Born and raised in rural Nepal on the foothills of the Himalayas, Bipin Adhikari, studied medicine in Henan, China and then worked for 3 years at the Trichandra Military Hospital in Kathmandu. From 2011-2013, Bipin earned a Professional Diploma in Tropical Medicine & Hygiene (DTMH) and then an MSc in clinical tropical medicine from Mahidol University, Thailand. The next year, Bipin worked in a Médecins sans Frontières (MSF) camp in South Sudan, then with the Mahidol Oxford Tropical Medicine Research Unit (MORU) on a mass antimalarial drug administration (MDA) project where he lived at a study site In eastern Savannakhet, Cambodia, near the Laos and Viet Nam, border, an area particularly hard hit by the Viet Nam War.
Dr Adhikari worked on community engagement with the target population to maximise the uptake and hence the coverage of the MDA. He found that while gaining trust is key, that is not an easy task if you are seen as a ’foreign body’. Bipin wrote a series of reports about this experience and received an Oxford DPhil for his work.
When the COVID-19 pandemic began in 2020, he immediately recognized that the uptake and hence the public health impact of interventions like masks and mass vaccination campaigns would be seriously undermined in the absence of trust in public health recommendations, and shared these insights in a series of publications.

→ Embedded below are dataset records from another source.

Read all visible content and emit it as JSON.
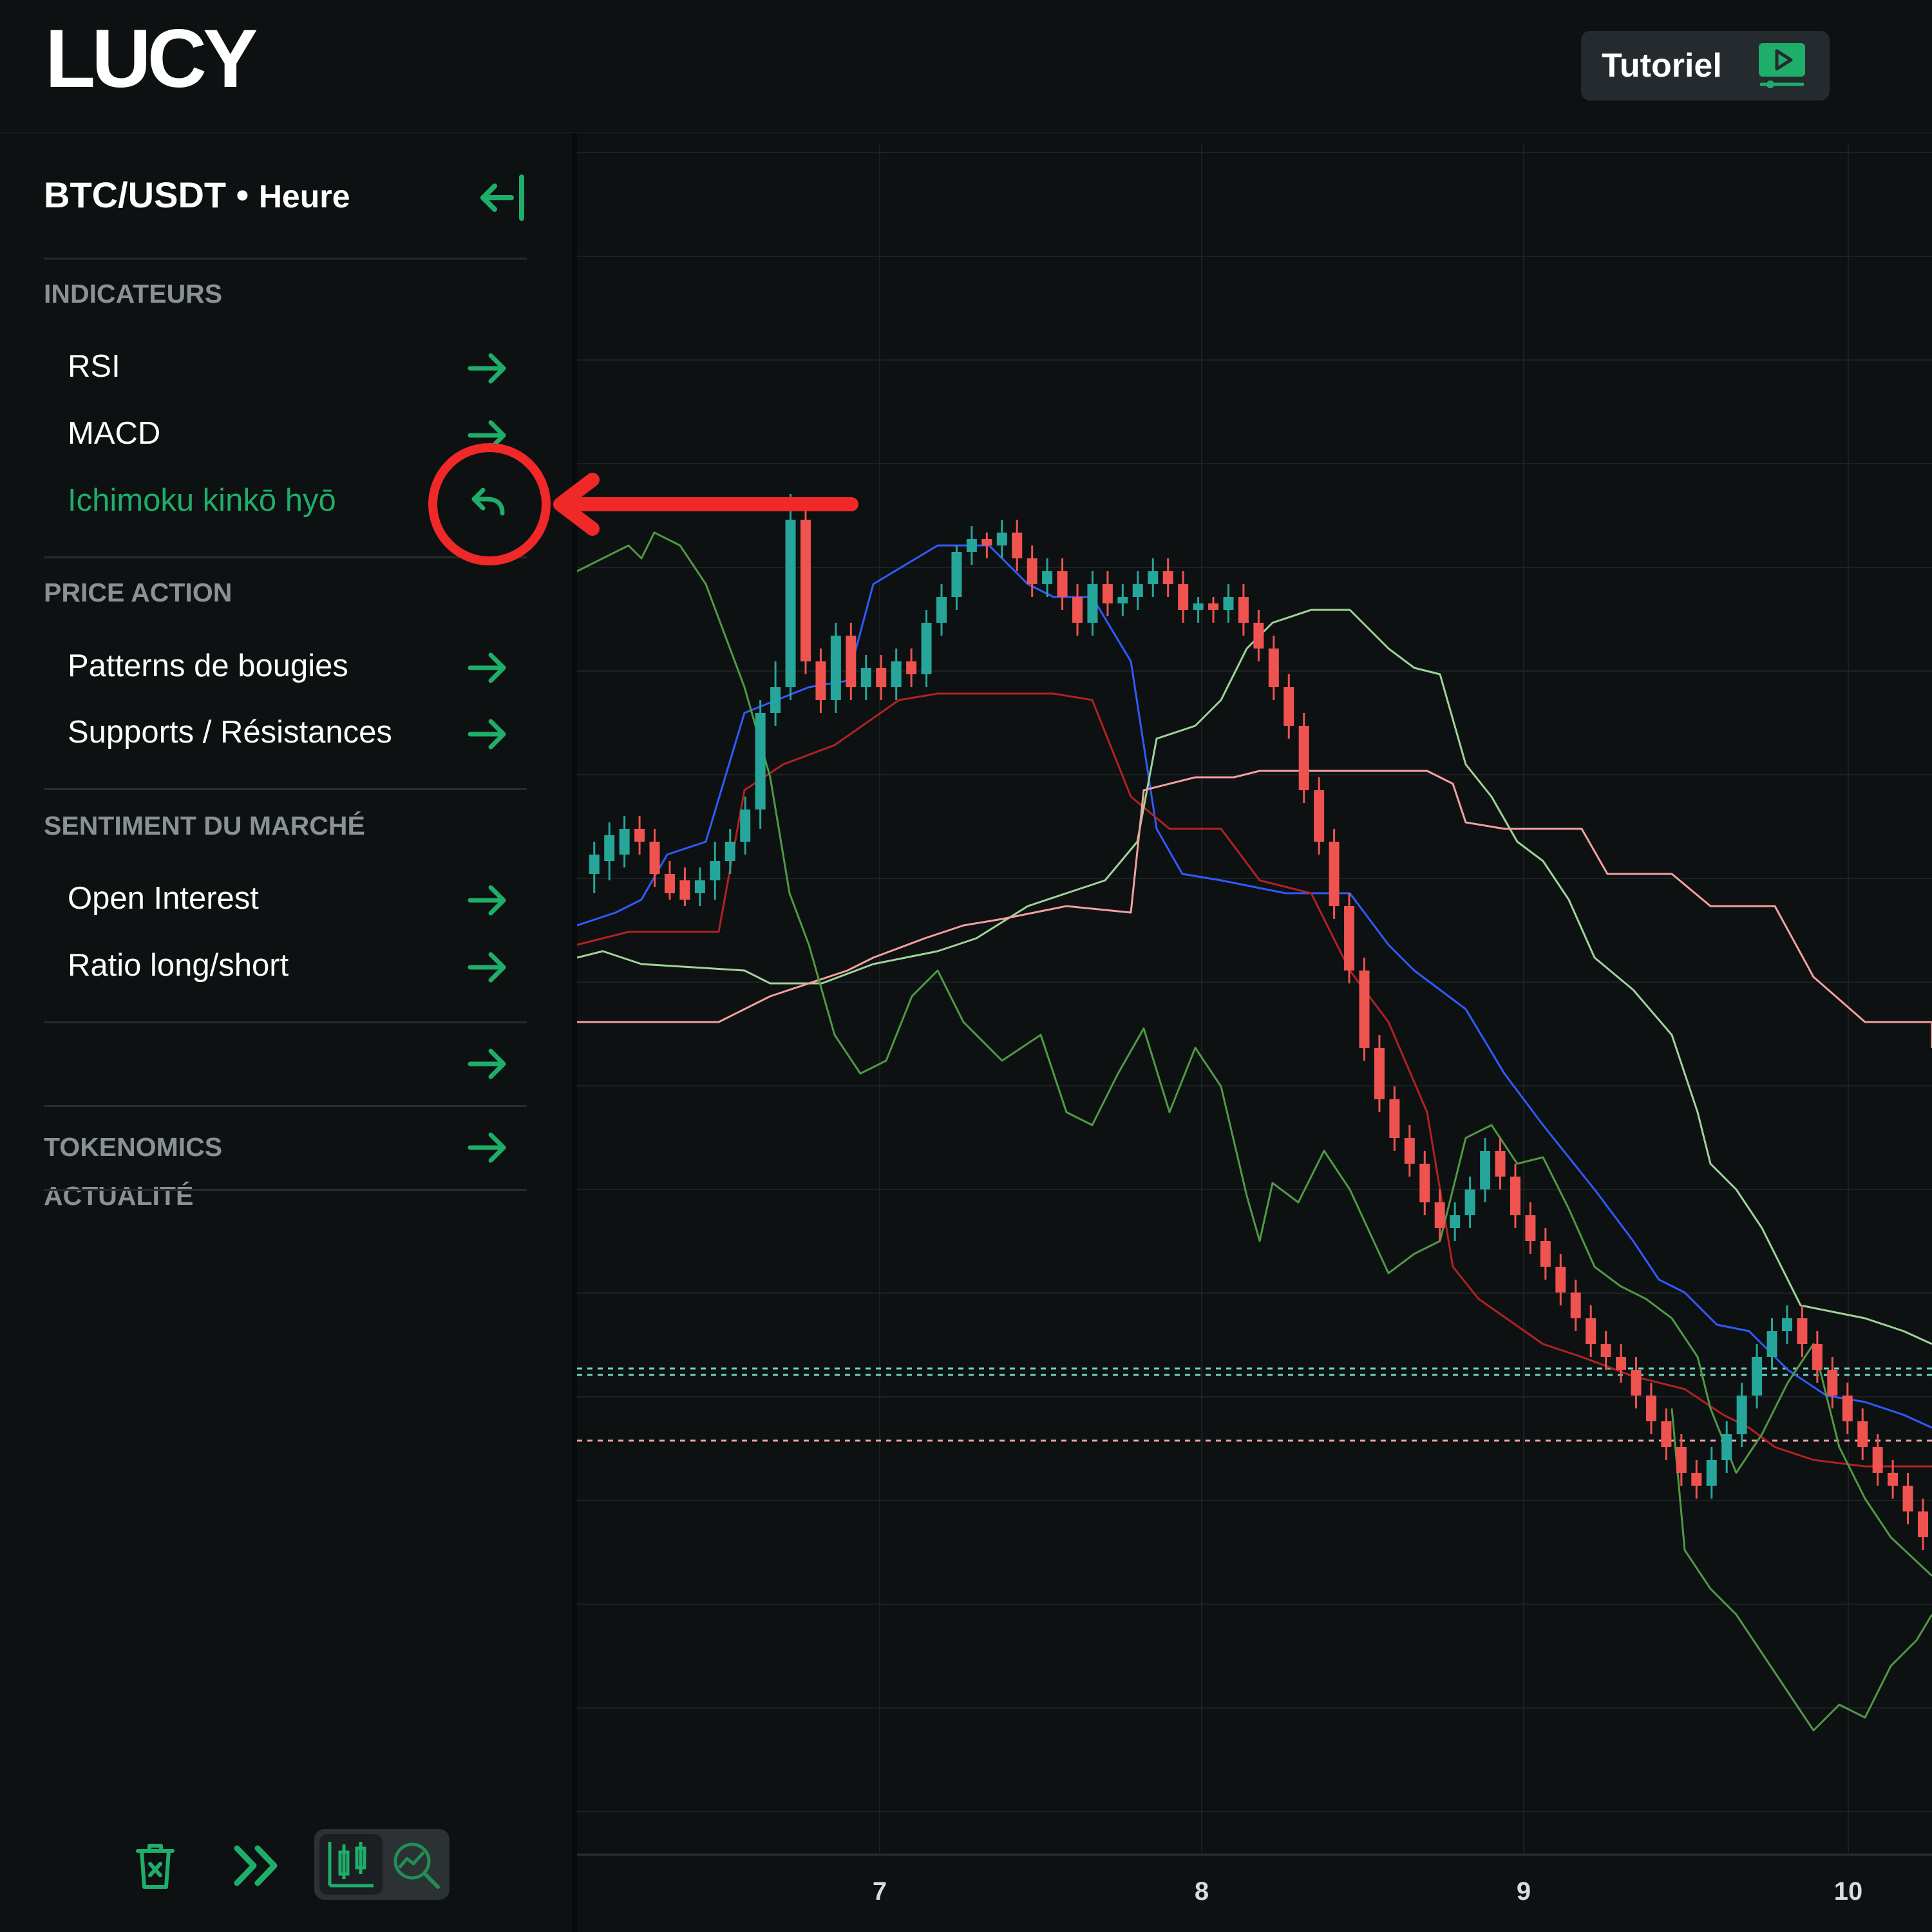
{
  "header": {
    "logo": "LUCY",
    "tutorial_button": "Tutoriel",
    "tutorial_icon": "video-play-icon"
  },
  "sidebar": {
    "pair": "BTC/USDT",
    "separator": "•",
    "timeframe": "Heure",
    "collapse_icon": "collapse-left-icon",
    "sections": {
      "indicators": {
        "title": "INDICATEURS",
        "items": [
          "RSI",
          "MACD",
          "Ichimoku kinkō hyō"
        ],
        "active_item": "Ichimoku kinkō hyō"
      },
      "price_action": {
        "title": "PRICE ACTION",
        "items": [
          "Patterns de bougies",
          "Supports / Résistances"
        ]
      },
      "sentiment": {
        "title": "SENTIMENT DU MARCHÉ",
        "items": [
          "Open Interest",
          "Ratio long/short"
        ]
      },
      "news": {
        "title": "ACTUALITÉ"
      },
      "tokenomics": {
        "title": "TOKENOMICS"
      }
    },
    "bottom_tools": [
      "trash-icon",
      "fast-forward-icon",
      "candlestick-icon",
      "chart-search-icon"
    ]
  },
  "colors": {
    "accent": "#1fae6a",
    "bull": "#26a69a",
    "bear": "#ef5350",
    "tenkan": "#2f5bff",
    "kijun": "#b22222",
    "span_a": "#9fd39a",
    "span_b": "#f4a0a0",
    "chikou": "#4f9a45",
    "annotation": "#f02828"
  },
  "chart_data": {
    "type": "candlestick",
    "title": "",
    "x_ticks": [
      "7",
      "8",
      "9",
      "10"
    ],
    "indicator": "Ichimoku kinkō hyō",
    "series": [
      {
        "name": "candles"
      },
      {
        "name": "tenkan"
      },
      {
        "name": "kijun"
      },
      {
        "name": "senkou_span_a"
      },
      {
        "name": "senkou_span_b"
      },
      {
        "name": "chikou"
      }
    ],
    "grid": true
  }
}
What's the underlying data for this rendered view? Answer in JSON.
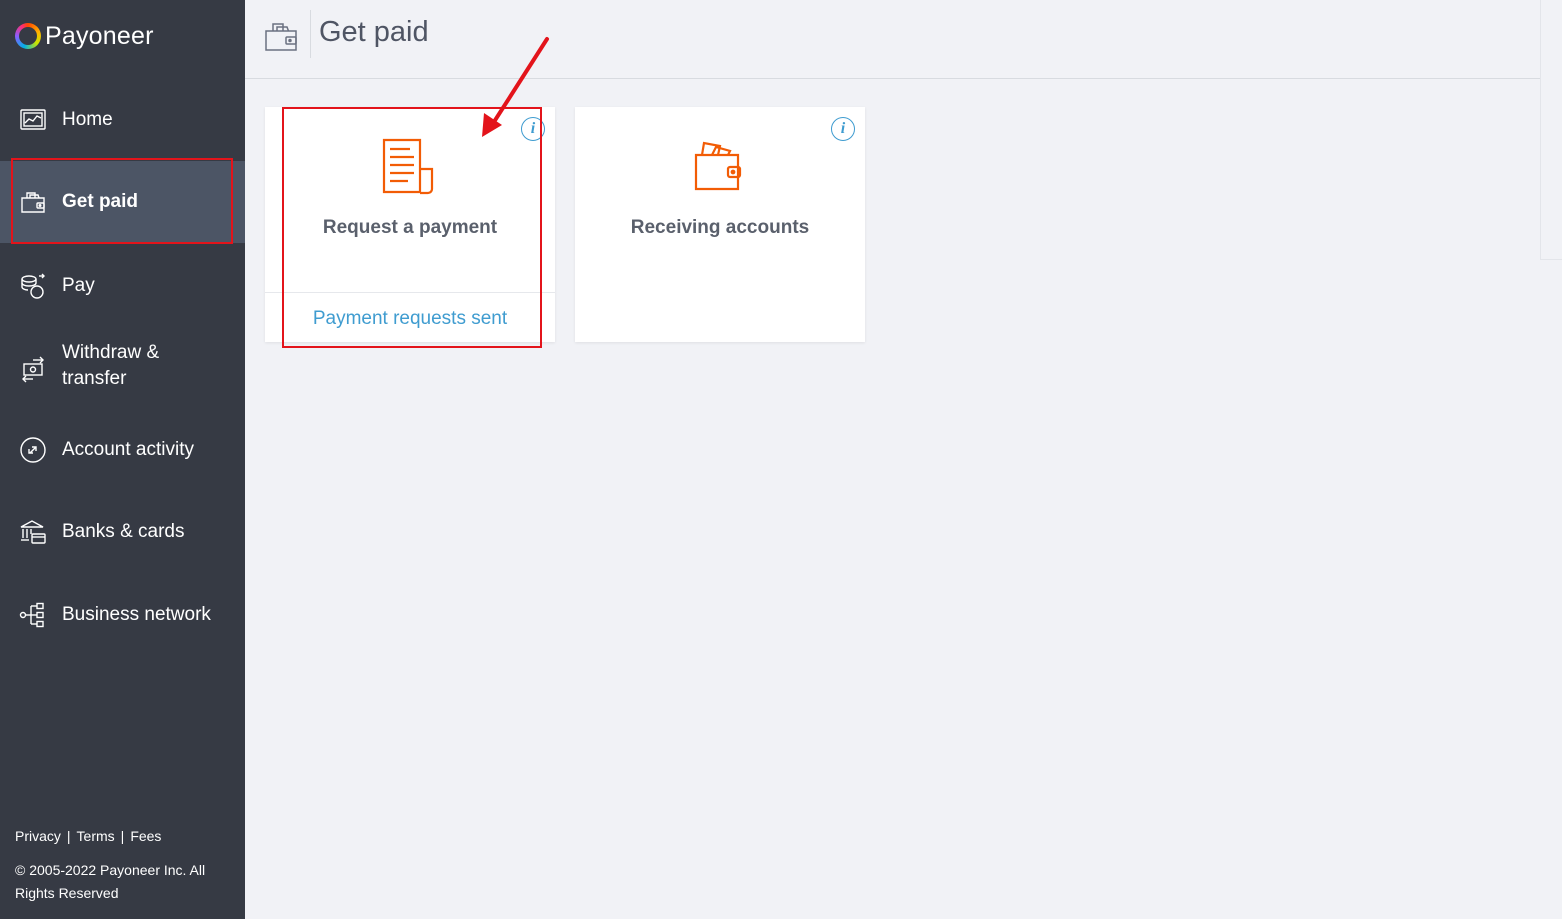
{
  "brand": {
    "name": "Payoneer"
  },
  "sidebar": {
    "items": [
      {
        "label": "Home",
        "icon": "chart-screen-icon",
        "active": false
      },
      {
        "label": "Get paid",
        "icon": "wallet-icon",
        "active": true
      },
      {
        "label": "Pay",
        "icon": "coins-icon",
        "active": false
      },
      {
        "label": "Withdraw & transfer",
        "line1": "Withdraw &",
        "line2": "transfer",
        "icon": "transfer-icon",
        "active": false
      },
      {
        "label": "Account activity",
        "icon": "activity-icon",
        "active": false
      },
      {
        "label": "Banks & cards",
        "icon": "bank-icon",
        "active": false
      },
      {
        "label": "Business network",
        "icon": "network-icon",
        "active": false
      }
    ],
    "footer": {
      "privacy": "Privacy",
      "sep": "|",
      "terms": "Terms",
      "fees": "Fees",
      "copyright": "© 2005-2022 Payoneer Inc. All Rights Reserved"
    }
  },
  "header": {
    "title": "Get paid",
    "icon": "wallet-icon"
  },
  "cards": [
    {
      "title": "Request a payment",
      "icon": "invoice-icon",
      "link": "Payment requests sent",
      "info": "i"
    },
    {
      "title": "Receiving accounts",
      "icon": "wallet-cards-icon",
      "info": "i"
    }
  ],
  "colors": {
    "sidebar_bg": "#363a44",
    "sidebar_active": "#4c5565",
    "accent_orange": "#f25c05",
    "link_blue": "#3f9cd0",
    "annotation_red": "#e3141b"
  }
}
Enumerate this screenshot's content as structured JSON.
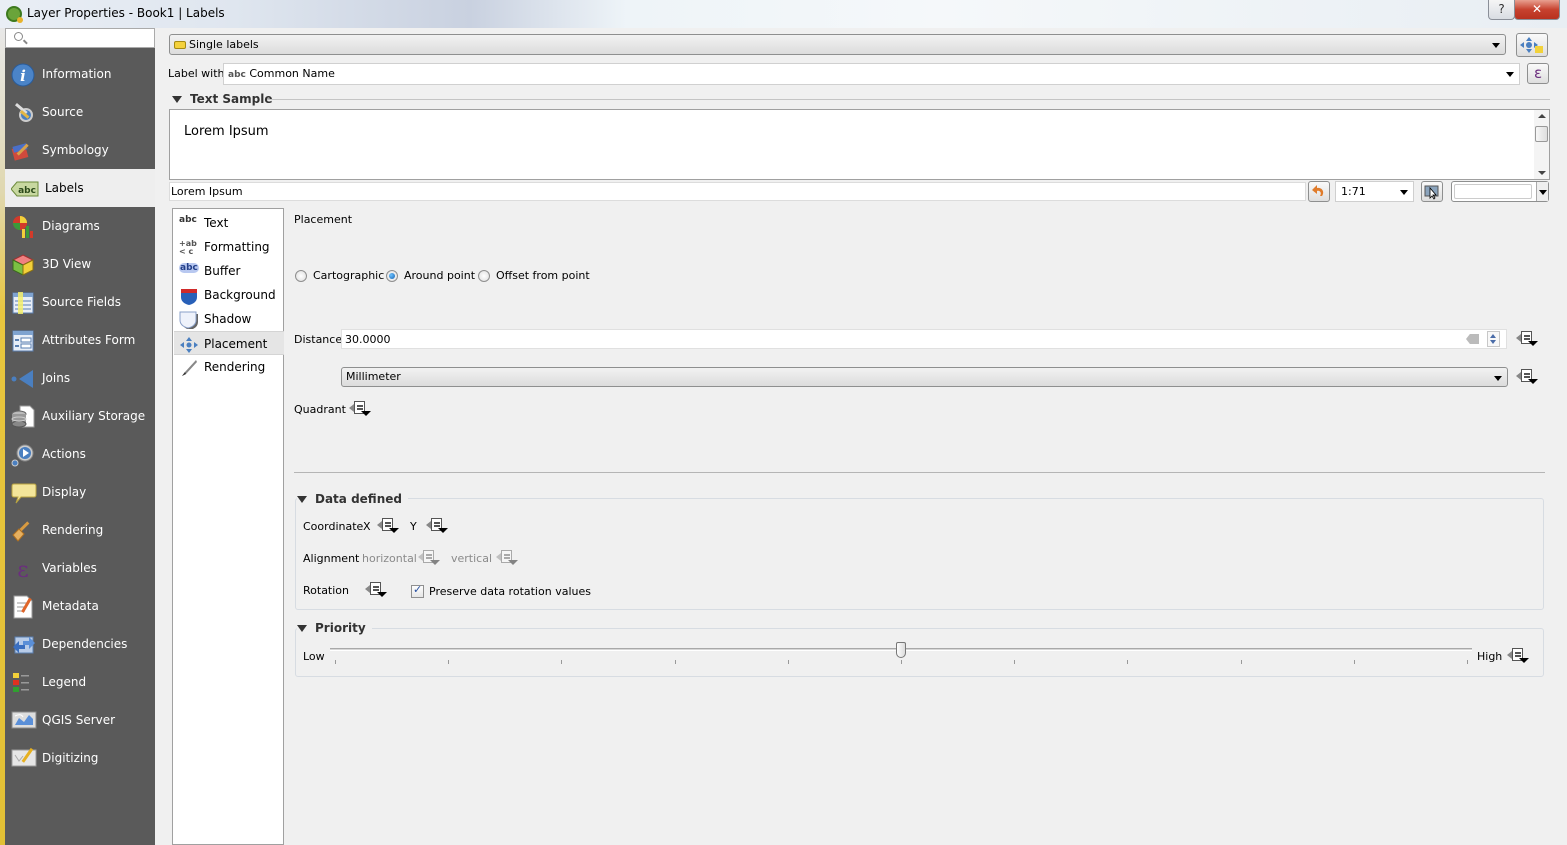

Dr Adhikari has published more than 50 papers in the last five years. His recent publication, ‘Vaccine mandates and public trust do not have to be antagonistic’, is co-authored with Heidi Larson, the international leader in the field of ‘antivaxxers’.
Dr Adhikari was presented with the award at the Royal Society of Tropical Medicine and Hygiene at the annual general meeting at Conway Hall, London, UK.